В усилителе послышался голос Зейсс-Инкварта:
— Его тут нет.
— Как ваши дела? — спросил Геринг. — Вы уже вручили заявление об отставке или хотите мне сказать ещё что-нибудь?
Зейсс: — Канцлер отложил плебисцит на воскресенье и поставил нас в затруднительное положение. Одновременно с отсрочкой плебисцита были приняты широкие меры по обеспечению безопасности, например запрещение выходить на улицу, начиная с восьми часов вечера.
Геринг: — Я не считаю мероприятия канцлера Шушнига удовлетворительными. Отсрочка плебисцита — простая оттяжка.
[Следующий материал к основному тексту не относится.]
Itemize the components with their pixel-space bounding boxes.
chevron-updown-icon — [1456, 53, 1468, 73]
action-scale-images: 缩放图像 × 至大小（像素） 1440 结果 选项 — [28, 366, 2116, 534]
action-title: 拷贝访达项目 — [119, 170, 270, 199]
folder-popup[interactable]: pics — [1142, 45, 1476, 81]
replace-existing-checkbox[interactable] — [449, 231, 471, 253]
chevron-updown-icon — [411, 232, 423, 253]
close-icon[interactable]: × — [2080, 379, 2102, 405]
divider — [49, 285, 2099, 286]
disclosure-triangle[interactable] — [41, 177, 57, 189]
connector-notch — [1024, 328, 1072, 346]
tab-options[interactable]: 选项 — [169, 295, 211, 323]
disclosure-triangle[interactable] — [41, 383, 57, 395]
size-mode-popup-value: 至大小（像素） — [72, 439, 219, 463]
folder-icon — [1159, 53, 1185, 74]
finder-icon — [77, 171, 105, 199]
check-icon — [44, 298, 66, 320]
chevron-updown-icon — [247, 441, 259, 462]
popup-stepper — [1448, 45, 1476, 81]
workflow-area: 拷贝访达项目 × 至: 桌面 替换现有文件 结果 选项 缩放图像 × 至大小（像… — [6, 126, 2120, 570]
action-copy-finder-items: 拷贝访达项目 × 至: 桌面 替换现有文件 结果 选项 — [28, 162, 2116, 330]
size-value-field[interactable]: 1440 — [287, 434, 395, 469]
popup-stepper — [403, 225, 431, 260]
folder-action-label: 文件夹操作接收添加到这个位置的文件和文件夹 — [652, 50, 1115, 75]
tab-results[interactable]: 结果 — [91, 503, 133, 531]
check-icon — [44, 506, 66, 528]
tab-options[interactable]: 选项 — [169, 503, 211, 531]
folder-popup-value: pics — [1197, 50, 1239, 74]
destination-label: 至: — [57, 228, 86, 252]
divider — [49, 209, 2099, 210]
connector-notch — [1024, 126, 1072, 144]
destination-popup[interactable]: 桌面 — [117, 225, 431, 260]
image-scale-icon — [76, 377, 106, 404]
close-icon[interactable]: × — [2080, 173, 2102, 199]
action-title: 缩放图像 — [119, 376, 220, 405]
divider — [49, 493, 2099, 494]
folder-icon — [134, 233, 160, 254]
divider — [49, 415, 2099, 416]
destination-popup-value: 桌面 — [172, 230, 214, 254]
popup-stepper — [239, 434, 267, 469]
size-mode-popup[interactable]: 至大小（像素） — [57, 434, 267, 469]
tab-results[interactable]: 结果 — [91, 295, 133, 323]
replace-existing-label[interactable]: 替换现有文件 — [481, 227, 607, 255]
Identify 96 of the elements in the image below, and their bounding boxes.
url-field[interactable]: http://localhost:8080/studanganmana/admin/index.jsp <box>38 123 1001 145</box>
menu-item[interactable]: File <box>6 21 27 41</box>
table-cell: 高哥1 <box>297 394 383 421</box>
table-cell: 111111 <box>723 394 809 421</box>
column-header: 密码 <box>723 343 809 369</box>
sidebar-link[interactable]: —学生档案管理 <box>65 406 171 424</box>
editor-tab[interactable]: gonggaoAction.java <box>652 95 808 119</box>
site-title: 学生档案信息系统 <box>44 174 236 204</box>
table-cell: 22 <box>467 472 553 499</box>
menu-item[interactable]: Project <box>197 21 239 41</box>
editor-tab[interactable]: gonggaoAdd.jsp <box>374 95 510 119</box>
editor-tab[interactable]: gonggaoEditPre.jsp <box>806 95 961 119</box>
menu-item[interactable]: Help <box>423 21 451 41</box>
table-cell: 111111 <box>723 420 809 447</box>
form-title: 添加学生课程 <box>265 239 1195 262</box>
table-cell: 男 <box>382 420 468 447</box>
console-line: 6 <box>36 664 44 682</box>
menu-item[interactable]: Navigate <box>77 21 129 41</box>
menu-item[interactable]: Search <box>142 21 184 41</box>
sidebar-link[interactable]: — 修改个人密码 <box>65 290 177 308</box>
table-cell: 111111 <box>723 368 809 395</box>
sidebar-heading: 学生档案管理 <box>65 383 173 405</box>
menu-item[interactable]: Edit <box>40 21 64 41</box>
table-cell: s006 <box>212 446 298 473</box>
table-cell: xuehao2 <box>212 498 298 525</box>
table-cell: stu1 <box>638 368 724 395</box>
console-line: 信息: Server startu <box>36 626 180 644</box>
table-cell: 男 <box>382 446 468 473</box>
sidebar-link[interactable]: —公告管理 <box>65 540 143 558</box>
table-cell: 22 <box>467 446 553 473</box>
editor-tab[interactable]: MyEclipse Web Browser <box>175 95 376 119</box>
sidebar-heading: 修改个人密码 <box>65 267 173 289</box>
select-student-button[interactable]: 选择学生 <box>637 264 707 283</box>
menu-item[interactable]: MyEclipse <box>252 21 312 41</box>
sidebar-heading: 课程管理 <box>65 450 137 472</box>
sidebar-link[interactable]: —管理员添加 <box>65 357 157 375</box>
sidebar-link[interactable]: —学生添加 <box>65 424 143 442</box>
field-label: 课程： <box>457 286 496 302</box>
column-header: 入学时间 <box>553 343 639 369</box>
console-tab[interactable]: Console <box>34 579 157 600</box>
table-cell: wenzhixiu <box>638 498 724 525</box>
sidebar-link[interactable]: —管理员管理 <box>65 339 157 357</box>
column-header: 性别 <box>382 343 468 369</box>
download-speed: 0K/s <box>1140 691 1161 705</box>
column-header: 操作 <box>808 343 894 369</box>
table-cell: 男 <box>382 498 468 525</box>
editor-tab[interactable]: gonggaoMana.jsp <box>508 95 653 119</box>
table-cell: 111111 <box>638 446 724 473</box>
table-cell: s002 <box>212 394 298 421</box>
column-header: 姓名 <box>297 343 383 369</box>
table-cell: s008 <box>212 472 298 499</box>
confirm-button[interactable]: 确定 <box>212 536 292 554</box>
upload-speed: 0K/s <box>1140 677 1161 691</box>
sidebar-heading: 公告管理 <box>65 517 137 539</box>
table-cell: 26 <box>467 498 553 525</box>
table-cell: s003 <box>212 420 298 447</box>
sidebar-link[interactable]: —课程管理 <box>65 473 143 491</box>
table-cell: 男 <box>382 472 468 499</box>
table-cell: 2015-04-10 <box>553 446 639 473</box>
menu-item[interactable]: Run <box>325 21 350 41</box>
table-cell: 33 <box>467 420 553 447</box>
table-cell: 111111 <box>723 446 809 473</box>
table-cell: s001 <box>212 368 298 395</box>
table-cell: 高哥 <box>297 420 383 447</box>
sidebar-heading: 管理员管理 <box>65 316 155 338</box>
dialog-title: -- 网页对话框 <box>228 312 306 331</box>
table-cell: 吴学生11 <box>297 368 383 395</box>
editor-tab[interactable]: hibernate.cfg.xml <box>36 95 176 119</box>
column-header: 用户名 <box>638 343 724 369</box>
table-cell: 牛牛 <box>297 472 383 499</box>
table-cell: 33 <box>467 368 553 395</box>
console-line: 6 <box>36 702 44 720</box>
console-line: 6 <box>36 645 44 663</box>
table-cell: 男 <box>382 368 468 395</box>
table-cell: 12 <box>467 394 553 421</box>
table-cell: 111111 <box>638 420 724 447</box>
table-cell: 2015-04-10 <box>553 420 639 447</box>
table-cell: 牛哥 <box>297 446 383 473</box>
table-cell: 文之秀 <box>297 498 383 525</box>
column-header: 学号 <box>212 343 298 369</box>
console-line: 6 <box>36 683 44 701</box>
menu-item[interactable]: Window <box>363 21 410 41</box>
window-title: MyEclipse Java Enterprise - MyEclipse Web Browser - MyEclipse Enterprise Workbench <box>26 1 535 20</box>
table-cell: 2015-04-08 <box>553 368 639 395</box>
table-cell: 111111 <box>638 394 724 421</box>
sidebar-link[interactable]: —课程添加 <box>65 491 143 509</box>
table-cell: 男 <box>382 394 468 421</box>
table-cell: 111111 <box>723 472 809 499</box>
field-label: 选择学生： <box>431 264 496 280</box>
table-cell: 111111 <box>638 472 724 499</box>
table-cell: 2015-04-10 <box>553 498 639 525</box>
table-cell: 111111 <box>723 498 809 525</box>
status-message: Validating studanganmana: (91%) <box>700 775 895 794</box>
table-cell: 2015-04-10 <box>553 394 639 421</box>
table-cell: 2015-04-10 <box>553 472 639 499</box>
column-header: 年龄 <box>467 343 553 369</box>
Впрочем, позовите к телефону самого Шушнига.
Зейсс: — Канцлер пошёл к президенту.
Геринг: — Берлин ни в коем случае не может согласиться с решением, принятым канцлером Шушнигом. Вследствие нарушения им Берхтесгаденского соглашения Шушниг потерял здесь доверие. Мы требуем, чтобы национальные министры Австрии немедленно вручили канцлеру свои заявления об отставке и чтобы они взамен потребовали от него также выхода в отставку. Если вы не свяжетесь с нами сейчас же, мы будем знать, что вы больше не в состоянии звонить. Это значит, что вы вручили своё заявление об отставке.
Кроме того, я прошу вас послать потом фюреру телеграмму, которую мы с вами обсудили. Разумеется, как только Шушниг уйдёт в отставку, вам немедленно будет поручено австрийским президентом формирование нового кабинета… Шушниг не вернулся?